Researchers improve upon stethoscope design

Prototype by RIT engineers and URMC cardiologist increases capabilities to assess heart ailments and performance of heart pumps
Two students and two faculty members working on this project pose for a photo in front of their lab bench, which is covered in different tools and models.

Michelle Cometa

RIT members of the digital stethoscope development team are undergraduate mechanical engineering students Ian Prechtl and Steven Reuter, and faculty from the Kate Gleason College of Engineering, Jason Kolodziej and Steven Day.

Researchers developed a new digital stethoscope that combines precision sensors, electrocardiogram technology and machine learning applications into one piece of equipment to better detect heart ailments and problems that might occur with an implanted heart pump.

Jason Kolodziej and Steven Day, engineering professors at Rochester Institute of Technology, worked with Dr. Karl Schwarz, cardiologist and professor of medicine at the University of Rochester Medical Center, to develop an Advanced Digital Stethoscope prototype. The researchers expanded capabilities and functions of a traditional stethoscope to detect off-rhythms of the heart, primarily one with an embedded left ventricular assist device, or heart pump.

Left ventricular assist devices (LVAD) are used to help manage end-stage heart failure, pumping blood from the left ventricle to the aorta to provide needed blood flow for patients with severely reduced heart function. The research team determined that natural heart sounds and the sounds of the implanted LVAD may hold the key to diagnosing patients with suspected device dysfunction.

“This stethoscope that we designed integrates multiple sensors into one. It is not necessarily a new sensor that measures something never measured before; it is something that in a hospital setting would be done by multiple machines. Most cardiologists aren’t wheeling around this data collection hardware,” said Kolodziej, associate professor of mechanical engineering in RIT’s Kate Gleason College of Engineering.

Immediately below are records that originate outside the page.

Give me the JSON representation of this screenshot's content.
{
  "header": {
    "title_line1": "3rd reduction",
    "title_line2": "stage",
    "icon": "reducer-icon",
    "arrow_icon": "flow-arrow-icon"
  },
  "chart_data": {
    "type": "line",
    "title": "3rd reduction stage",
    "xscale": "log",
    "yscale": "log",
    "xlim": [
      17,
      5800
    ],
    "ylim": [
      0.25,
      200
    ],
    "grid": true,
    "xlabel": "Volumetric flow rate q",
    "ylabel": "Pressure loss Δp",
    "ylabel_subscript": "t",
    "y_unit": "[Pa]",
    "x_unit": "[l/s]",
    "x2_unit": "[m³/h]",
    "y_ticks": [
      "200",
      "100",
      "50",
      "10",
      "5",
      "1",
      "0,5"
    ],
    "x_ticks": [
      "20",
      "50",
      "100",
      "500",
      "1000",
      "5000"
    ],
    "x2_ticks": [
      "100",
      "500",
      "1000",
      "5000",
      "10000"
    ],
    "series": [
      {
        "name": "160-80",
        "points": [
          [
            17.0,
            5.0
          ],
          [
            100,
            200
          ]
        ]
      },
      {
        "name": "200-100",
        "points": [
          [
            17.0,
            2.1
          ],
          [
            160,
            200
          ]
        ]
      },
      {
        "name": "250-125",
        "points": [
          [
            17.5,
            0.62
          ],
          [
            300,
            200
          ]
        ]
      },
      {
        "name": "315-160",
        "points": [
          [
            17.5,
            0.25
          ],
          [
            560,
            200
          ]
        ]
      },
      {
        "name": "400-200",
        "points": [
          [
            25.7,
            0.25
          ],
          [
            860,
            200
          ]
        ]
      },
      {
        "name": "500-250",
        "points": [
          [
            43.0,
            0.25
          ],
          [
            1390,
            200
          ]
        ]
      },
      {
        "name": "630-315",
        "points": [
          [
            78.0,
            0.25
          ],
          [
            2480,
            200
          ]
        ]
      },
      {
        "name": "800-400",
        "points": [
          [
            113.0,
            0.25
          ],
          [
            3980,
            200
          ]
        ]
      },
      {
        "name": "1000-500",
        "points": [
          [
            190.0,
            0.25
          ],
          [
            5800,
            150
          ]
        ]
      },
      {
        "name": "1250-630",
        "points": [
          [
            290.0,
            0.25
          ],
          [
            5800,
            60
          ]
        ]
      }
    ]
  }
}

Cardiovascular disease is one of the leading causes of death in the U.S. with more than 600,000 dying of heart disease annually, according to the Center for Disease Control. Diagnosis of the disease entails performing several important tests and assessments including ECG, echocardiograms, x-rays and cardiac magnetic resonance imaging, for example. Acoustic information through a stethoscope is also one means to attain information about heart function.

Stethoscope design has changed little since its invention in 1816 by Rene Laennec. Schwarz, director of the URMC’s Echocardiography Laboratory, performs routine imaging and advanced imaging studies on patients with complex cardiac disease and of patients with mechanical assist devices. The RIT and URMC researchers proposed modernizing a stethoscope design and worked to develop a prototype using innovative digital signal processing techniques, including digital signal filtering, advanced beat-based rejection algorithms and ensemble averaging.

The new design includes a microphone for recording data collected through the stethoscope, combined with ECG leads—stainless steel contact pads that would normally be affixed to a patient’s chest, arms and legs. Usually the ECG leads are part of a separate piece of equipment standard in acquiring digital audio of heart sounds. Instead, researchers attached them to the new stethoscope head. The new leads were 3D-printed at The Construct, an RIT laboratory.

Apart from hardware for the project, computer algorithms—also referred to as machine learning techniques—are incorporated into the larger system to take in signals, and to learn and recognize defects. Techniques to improve acoustic diagnostics include spectral analysis, advanced automated neural networks and a combination of smartphone-based, interactive software that will allow the clinician to make a diagnosis when integrating the advanced acoustic analyses with other routine clinical information.

Improvements to digital stethoscopes provide more information in the acoustic signature than is normally being used, and having been trained to listen for different things, physicians hear signals such as heart murmurs, valve regurgitation and other signals that indicate different defects, Day explained further.  

“It is almost unconscious, like people listening to engines, and hear something off that could mean a problem. But if you ask what sounds different, they may not be able to explain it or articulate it, but they just know. This is about getting the device to do that, to hear sounds and then to make that determination of what the problem could be,” said Day, a professor and head of RIT’s biomedical engineering program. He also has vast experience in the development of LVADs, building a state-of-the-art implantable blood pump with peers from the University of Virginia, the Utah Artificial Heart Institute and MedQuest Inc.